1. About this document

 This document is not intended to provide exhaustive documentation about the OpenSolaris xVM architecture, xVM configuration, or domain management. This document is intended to serve as a basic introduction to the components that make up the xVM universe, with a goal of providing developers with some context for understanding the changes introduced by its arrival.

 For more information about using xVM and/or the xVM architecture, please see:

2. Basic architecture

 xVM is based on the work of the Xen community. In a running system, Xen fits between the hardware and the operating system.

 xVM supports multiple operating system instances simultaneously. Each instance is called a 'domain'. There are two different kinds of domains: the control domain (typically called "dom0") and user domains (called "domU"s). Unlike Solaris Zones, each domain runs a full instance of an operating system.

 The xVM hypervisor virtualizes the system's hardware. This means that it transparently shares and partitions the systems resources (CPUs, memory, NICs, etc.) among the user domains.

 The hypervisor performs the low-level plumbing needed to provide a virtualized platform for operating systems, but it relies heavily on the control domain for almost everything else. The control domain decides which domUs are created, which resources they can access, how much memory they can have, and so on. In addition, xVM does not include any device drivers, so the dom0 performs all device access.

 There are two basic kinds of virtualization: full virtualization and paravirtualization. In a full virtualization, the operating system is completely unaware that it is running in a virtualized environment. In paravirtualization, the operating system is aware of the virtualization layer, and works with the hypervisor to achieve higher performance. xVM supports both models. Since it must work closely with the hypervisor layer, dom0 is always paravirtualized. domUs can be either paravirtualized or fully virtualized, and a system can have both varieties running simultaneously.

 Full virtualization requires that the hypervisor transparently intercept many operations that an operating system typically performs directly on the hardware. This interception allows the hypervisor to ensure that a domain cannot read or modify another domain's memory, cannot interfere with its device access, and cannot shut down the CPUs it is using. To implement full virtualization, xVM requires special hardware support. Specifically, you must be using Intel CPUs with VT support (such as the Intel Core Duo) or AMD CPUs with AMD-v technology. Full virtualization allows any x86 operating system to run in a guest domain, including Solaris, Linux, or Windows.

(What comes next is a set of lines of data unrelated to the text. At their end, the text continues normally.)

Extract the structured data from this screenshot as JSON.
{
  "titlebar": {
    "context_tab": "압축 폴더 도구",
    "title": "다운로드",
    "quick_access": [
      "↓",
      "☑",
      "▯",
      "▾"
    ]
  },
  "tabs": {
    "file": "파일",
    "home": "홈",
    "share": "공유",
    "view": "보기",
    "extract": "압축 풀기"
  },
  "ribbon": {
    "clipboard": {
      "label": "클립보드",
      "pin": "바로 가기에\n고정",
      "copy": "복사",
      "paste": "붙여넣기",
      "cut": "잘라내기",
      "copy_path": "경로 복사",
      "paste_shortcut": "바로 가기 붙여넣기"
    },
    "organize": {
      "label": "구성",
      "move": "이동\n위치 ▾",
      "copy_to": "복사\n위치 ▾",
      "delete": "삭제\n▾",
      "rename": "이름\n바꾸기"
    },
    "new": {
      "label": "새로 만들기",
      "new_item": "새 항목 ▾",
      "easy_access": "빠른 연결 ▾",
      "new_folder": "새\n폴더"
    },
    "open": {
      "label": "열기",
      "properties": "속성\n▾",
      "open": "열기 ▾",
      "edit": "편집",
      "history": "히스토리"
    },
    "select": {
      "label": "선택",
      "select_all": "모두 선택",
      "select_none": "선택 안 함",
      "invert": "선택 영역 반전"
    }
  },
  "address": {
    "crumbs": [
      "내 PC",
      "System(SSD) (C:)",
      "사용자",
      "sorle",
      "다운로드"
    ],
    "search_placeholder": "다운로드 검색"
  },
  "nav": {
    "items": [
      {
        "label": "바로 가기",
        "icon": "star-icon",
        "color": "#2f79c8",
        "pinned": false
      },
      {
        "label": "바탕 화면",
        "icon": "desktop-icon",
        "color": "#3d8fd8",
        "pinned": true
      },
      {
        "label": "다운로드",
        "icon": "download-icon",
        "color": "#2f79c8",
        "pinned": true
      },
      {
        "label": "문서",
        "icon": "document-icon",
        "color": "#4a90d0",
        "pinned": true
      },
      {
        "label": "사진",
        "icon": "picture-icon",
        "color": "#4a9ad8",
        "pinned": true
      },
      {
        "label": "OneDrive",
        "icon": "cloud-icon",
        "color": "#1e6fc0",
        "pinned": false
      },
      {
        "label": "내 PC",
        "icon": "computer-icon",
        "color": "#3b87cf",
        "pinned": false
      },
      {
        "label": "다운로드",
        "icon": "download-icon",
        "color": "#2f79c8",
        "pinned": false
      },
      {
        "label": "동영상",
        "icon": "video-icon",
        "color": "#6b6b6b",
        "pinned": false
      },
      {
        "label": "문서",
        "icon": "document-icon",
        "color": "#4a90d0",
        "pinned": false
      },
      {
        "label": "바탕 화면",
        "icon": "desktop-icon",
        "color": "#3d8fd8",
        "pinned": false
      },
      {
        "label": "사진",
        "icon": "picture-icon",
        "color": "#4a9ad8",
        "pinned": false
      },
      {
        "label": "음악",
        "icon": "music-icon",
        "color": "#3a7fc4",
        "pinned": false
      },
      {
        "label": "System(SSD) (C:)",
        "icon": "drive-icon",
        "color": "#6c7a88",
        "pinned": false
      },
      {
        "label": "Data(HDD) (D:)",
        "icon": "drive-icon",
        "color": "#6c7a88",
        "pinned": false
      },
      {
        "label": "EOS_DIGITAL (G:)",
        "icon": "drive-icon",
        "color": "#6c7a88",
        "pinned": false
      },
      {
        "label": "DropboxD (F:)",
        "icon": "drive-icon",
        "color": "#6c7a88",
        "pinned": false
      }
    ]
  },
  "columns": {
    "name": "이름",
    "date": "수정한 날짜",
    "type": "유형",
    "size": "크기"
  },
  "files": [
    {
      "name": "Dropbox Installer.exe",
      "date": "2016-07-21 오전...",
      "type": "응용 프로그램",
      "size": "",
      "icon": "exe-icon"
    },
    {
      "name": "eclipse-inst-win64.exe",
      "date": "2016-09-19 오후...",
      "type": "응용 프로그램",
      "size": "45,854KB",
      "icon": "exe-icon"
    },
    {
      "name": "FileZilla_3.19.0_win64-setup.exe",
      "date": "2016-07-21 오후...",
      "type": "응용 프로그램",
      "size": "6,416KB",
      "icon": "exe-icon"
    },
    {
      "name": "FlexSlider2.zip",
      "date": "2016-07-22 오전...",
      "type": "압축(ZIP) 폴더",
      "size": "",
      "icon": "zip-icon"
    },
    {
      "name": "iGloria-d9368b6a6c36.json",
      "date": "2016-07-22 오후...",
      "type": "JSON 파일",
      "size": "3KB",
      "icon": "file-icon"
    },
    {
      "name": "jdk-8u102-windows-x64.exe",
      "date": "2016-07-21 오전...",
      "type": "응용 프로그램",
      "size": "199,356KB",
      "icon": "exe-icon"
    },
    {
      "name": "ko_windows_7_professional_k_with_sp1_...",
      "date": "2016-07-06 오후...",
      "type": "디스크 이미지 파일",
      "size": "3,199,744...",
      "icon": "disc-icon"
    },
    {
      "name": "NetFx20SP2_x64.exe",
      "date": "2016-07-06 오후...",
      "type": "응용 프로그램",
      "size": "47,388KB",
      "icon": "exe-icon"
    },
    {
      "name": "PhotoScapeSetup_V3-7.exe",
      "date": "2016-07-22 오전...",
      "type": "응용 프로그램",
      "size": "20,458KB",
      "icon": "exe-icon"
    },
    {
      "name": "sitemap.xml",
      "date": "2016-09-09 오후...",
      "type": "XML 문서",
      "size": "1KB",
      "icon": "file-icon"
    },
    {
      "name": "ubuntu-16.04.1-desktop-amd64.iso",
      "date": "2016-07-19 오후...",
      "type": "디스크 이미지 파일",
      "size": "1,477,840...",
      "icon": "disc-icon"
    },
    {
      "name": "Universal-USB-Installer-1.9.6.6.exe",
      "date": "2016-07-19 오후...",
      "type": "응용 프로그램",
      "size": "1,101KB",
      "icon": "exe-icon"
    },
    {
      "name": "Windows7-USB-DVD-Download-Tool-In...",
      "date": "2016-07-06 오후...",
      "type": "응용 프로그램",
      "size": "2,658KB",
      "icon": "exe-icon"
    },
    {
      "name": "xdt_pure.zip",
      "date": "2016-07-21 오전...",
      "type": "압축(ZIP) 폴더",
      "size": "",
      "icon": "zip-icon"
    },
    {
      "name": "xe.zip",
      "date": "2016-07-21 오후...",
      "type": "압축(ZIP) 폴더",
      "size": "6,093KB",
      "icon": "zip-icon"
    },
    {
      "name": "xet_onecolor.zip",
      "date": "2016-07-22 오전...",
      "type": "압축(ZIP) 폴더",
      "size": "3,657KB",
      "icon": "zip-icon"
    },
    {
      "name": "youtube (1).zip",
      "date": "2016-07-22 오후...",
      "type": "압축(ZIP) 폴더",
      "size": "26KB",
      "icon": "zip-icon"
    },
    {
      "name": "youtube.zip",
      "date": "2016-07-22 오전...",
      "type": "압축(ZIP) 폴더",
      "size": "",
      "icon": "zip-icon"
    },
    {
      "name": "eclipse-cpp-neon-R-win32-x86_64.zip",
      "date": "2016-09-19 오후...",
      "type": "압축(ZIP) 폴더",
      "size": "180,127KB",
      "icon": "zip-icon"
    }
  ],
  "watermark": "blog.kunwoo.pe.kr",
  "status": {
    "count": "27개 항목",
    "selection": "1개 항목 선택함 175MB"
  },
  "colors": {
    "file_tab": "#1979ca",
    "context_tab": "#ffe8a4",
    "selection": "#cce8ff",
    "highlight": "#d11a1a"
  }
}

 Paravirtualization is built on top of a hypercall interface. Hypercalls are analagous to system calls, but they are made by the operating system into the hypervisor layer. These hypercalls allow a domain to initiate the creation of a new domain, request the creation of address mappings, pass a buffer from one domain to another, send an interrupt between CPUs, etc. The hypervisor layer allows the OS to explicitly initiate the operations that are transparently intercepted in a fully virtualized environment. Since there is no interception required, paravirtualization does not require any special hardware support, and will run on any CPU. Since paravirtualization requires changes to the OS, only specific operating systems can be hosted in a paravirtualized domU. Currently those are limited to Solaris, Linux, and FreeBSD.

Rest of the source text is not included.